Zero shot task transfer or meta-learning refers to the setting in which the model is presented with few to no examples, to make it understand the task. The term zero shot comes from the fact that no gradient updates are performed. The model is supposed to understand the task based on the examples and instruction.
Perplexity is the standard evaluation metric for language models. Perplexity is the inverse probability of test set which is normalised by number of words in test set. Language models with lower perplexity are considered to better than ones with higher perplexity.
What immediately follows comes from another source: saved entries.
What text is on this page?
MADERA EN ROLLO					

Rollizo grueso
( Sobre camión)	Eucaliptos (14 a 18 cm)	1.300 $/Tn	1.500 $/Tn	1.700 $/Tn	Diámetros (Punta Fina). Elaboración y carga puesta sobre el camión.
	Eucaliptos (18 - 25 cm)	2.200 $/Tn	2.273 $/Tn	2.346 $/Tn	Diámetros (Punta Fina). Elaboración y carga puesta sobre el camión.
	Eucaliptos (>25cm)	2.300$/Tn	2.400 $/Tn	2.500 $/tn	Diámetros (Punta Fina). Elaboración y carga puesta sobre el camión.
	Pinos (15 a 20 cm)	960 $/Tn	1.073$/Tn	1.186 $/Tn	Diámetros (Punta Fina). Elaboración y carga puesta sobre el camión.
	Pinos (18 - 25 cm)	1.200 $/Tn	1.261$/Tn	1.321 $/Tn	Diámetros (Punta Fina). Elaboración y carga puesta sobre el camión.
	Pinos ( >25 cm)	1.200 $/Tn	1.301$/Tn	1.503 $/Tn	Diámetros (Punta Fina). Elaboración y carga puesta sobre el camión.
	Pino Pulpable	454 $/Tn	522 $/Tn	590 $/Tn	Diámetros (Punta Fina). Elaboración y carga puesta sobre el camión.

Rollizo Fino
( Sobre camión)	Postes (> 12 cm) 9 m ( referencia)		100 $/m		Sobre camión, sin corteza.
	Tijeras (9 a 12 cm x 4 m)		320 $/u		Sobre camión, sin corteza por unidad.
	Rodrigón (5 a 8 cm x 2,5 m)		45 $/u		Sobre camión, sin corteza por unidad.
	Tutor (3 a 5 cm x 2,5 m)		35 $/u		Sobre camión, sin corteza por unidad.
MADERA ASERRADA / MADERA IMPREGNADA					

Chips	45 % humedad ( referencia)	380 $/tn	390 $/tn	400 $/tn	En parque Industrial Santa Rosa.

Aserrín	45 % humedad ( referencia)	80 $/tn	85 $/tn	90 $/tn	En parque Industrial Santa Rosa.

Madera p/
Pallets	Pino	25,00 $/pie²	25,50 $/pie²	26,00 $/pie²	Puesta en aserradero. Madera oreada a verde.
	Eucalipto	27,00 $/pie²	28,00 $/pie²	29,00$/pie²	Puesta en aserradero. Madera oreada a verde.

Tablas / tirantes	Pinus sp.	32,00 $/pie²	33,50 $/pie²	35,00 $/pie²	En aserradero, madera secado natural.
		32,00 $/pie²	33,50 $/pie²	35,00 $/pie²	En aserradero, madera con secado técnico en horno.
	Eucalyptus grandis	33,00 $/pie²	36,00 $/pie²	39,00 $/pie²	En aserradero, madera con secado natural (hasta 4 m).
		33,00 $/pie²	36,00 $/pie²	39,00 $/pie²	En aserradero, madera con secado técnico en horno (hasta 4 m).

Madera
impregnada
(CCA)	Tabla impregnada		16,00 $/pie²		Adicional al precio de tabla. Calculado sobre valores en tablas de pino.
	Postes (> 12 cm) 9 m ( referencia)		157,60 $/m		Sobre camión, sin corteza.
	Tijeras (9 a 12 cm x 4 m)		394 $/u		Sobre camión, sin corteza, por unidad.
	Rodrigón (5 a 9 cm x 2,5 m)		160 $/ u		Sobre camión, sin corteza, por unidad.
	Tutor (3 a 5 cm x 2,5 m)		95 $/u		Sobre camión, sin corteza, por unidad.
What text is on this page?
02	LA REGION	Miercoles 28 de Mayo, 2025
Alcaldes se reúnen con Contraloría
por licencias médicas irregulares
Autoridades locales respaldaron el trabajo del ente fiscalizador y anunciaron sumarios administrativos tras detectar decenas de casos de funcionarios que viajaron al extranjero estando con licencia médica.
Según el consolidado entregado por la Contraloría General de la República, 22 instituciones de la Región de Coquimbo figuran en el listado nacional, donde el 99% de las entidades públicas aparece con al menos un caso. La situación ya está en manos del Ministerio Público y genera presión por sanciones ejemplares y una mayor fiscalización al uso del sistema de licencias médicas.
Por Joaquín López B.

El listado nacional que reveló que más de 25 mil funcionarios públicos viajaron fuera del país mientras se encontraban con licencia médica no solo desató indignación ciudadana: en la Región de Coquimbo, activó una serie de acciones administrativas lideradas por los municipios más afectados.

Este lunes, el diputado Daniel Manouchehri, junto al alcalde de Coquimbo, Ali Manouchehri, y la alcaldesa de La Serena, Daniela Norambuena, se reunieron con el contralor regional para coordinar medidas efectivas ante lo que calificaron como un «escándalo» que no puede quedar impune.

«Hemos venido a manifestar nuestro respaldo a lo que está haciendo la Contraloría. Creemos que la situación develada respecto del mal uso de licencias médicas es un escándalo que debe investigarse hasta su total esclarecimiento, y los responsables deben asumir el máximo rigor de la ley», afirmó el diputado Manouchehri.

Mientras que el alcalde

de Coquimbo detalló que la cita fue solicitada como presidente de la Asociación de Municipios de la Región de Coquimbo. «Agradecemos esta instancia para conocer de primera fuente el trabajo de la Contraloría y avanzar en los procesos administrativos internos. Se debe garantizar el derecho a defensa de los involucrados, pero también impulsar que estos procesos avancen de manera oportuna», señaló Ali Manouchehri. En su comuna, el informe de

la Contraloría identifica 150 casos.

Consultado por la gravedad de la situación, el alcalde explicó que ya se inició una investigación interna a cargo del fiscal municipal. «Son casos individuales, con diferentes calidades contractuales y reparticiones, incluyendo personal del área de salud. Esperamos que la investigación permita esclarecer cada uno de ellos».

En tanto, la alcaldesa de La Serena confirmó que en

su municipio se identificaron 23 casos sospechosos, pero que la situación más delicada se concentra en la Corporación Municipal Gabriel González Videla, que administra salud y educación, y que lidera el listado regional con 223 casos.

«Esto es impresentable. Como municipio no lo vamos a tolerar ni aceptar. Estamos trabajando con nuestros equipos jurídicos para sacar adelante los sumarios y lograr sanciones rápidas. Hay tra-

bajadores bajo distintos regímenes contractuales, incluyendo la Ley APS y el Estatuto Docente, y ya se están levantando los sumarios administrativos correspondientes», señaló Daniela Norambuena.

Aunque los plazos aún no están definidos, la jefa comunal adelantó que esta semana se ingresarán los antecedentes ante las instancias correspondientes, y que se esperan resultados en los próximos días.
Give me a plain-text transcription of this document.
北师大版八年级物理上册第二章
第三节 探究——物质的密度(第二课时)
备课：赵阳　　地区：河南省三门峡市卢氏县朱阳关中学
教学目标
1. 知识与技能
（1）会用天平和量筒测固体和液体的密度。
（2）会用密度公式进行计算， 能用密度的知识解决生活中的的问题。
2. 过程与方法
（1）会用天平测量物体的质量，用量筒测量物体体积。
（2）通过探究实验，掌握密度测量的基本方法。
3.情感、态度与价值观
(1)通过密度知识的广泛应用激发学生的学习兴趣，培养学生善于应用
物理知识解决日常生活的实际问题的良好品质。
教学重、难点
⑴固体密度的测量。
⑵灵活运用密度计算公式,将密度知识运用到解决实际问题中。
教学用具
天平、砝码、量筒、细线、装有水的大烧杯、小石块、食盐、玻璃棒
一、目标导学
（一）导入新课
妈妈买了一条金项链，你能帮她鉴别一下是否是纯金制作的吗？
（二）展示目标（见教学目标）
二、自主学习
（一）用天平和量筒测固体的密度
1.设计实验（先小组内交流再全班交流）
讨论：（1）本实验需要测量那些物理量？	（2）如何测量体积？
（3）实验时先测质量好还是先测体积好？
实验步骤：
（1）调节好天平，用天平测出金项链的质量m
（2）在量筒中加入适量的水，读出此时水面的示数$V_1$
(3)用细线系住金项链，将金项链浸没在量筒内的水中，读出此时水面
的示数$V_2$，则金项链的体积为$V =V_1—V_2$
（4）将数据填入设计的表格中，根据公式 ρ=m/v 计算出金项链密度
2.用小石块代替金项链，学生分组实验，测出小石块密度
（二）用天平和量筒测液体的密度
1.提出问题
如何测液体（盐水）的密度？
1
Read this blog for more explanation on perplexity.

References:

Radford, A., Narasimhan, K., Salimans, T. and Sutskever, I., 2018. Improving language understanding by generative pre-training.
Radford, A., Wu, J., Child, R., Luan, D., Amodei, D. and Sutskever, I., 2019. Language models are unsupervised multitask learners. OpenAI blog, 1(8), p.9.
Brown, Tom B., Benjamin Mann, Nick Ryder, Melanie Subbiah, Jared Kaplan, Prafulla Dhariwal, Arvind Neelakantan et al. “Language models are few-shot learners.” arXiv preprint arXiv:2005.14165 (2020).
Rei, M., 2017. Semi-supervised multitask learning for sequence labeling. arXiv preprint arXiv:1704.07156.
Waswani, A., Shazeer, N., Parmar, N., Uszkoreit, J., Jones, L., Gomez, A.N., Kaiser, L. and Polosukhin, I., 2017. Attention is all you need. In NIPS.

Note: For purpose of brevity, the links to blogs have not been repeated in references.